Derivative with Kronecker product structure

[terhorst]

Hi Patrick,

Thanks for the cool library! I have a question about how to use diffrax to solve an ODE that has Kronecker product structure. Specifically, I'm wanting to solve $$f'(t) = A(t)f(t)$$ where $A(t)\in \mathbb{R}^{N \times N}$ is a matrix. (Basically matrix exponential but with a non-constant rate matrix.) In my application, $A$ is very large (also sparse), but it can be written as a sum of Kronecker products, $A=\sum_i \bigotimesj A{ij}$ where $A_{ij} \in \mathbb{R}^{n_j\times n_j}$. To evaluate the product $A(t) x$ for $x \in \mathbb{R}^{n_1\times\cdots nK}$, it is much cheaper to a) individually multiply each of the $A{ij}$ against corresponding axes of $x$, versus b) materializing the full Kronecker product, flattening $x$, and performing a standard matrix-vector multiply.

Ok so here's my question: I've written a simple KronProd class that implements __matmul__ in such a way that A @ x does the correct thing when passed a conforming tensor x.

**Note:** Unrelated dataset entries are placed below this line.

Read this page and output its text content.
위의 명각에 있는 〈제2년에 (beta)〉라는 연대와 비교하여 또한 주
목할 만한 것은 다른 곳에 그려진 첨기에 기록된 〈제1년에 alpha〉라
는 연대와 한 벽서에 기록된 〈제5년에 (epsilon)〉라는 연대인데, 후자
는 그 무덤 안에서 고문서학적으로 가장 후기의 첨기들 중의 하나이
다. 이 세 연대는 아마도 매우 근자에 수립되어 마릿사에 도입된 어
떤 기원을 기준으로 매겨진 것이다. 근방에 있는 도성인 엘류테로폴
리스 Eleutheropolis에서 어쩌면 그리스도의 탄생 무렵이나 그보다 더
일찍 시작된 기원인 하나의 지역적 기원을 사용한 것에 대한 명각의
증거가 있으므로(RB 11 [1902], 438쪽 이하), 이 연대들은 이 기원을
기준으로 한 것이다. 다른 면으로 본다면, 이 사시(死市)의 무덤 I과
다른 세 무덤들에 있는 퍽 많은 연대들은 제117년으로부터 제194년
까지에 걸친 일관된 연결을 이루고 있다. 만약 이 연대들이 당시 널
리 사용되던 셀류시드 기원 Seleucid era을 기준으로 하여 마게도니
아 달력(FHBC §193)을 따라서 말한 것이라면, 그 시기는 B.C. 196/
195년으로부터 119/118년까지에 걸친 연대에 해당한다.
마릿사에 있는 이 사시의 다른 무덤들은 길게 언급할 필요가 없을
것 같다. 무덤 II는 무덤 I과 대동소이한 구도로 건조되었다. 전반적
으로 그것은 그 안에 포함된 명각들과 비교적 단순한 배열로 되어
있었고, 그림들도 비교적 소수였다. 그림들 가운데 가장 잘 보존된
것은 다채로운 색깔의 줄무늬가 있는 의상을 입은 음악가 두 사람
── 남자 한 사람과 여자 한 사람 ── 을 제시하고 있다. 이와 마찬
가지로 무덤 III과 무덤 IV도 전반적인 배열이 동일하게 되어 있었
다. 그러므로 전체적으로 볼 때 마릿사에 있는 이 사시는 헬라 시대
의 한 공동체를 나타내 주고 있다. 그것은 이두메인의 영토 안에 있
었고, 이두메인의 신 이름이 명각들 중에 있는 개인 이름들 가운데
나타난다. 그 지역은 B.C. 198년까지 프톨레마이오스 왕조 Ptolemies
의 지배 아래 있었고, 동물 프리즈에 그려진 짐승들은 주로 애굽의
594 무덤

My hope had been to plug this directly into diffrax, basically just as ODETerm(lambda y, t, args: A(t)) where A(t) returns an instance of my custom class.

Unfortunately this doesn't quite work: as best I can tell, every solver eventually ends up invoking https://github.com/patrick-kidger/diffrax/blob/0b93a3c108cff20c201da7b81e141dceff637f4f/diffrax/solver/base.py#L20-L23 which is "hard-wired" to call jnp.tensordot. This is equivalent to a @ bi in a certain way, but doesn't work for me since it ignores __matmul__ entirely. AFAICT there's no way to easily override this behavior given the current design of diffrax.

Can you think of any workaround here? Thanks again!

[terhorst]

Edit: I just discovered the AbstractTerm class which seems promising, but I need to stare at it more.

[patrick-kidger]

I think you want to write ODETerm(lambda t, y, args: A(t) @ y)? You've missed off the y accidentally. Moreover as you're now explicitly calling __matmul__ then things should work for you.

(The tensordot you've spotted is something else entirely! Just a sum over stages in the Runge-Kutta method.)

[terhorst]

Ack, I totally misunderstood the error I was getting. Sorry for the dumb question!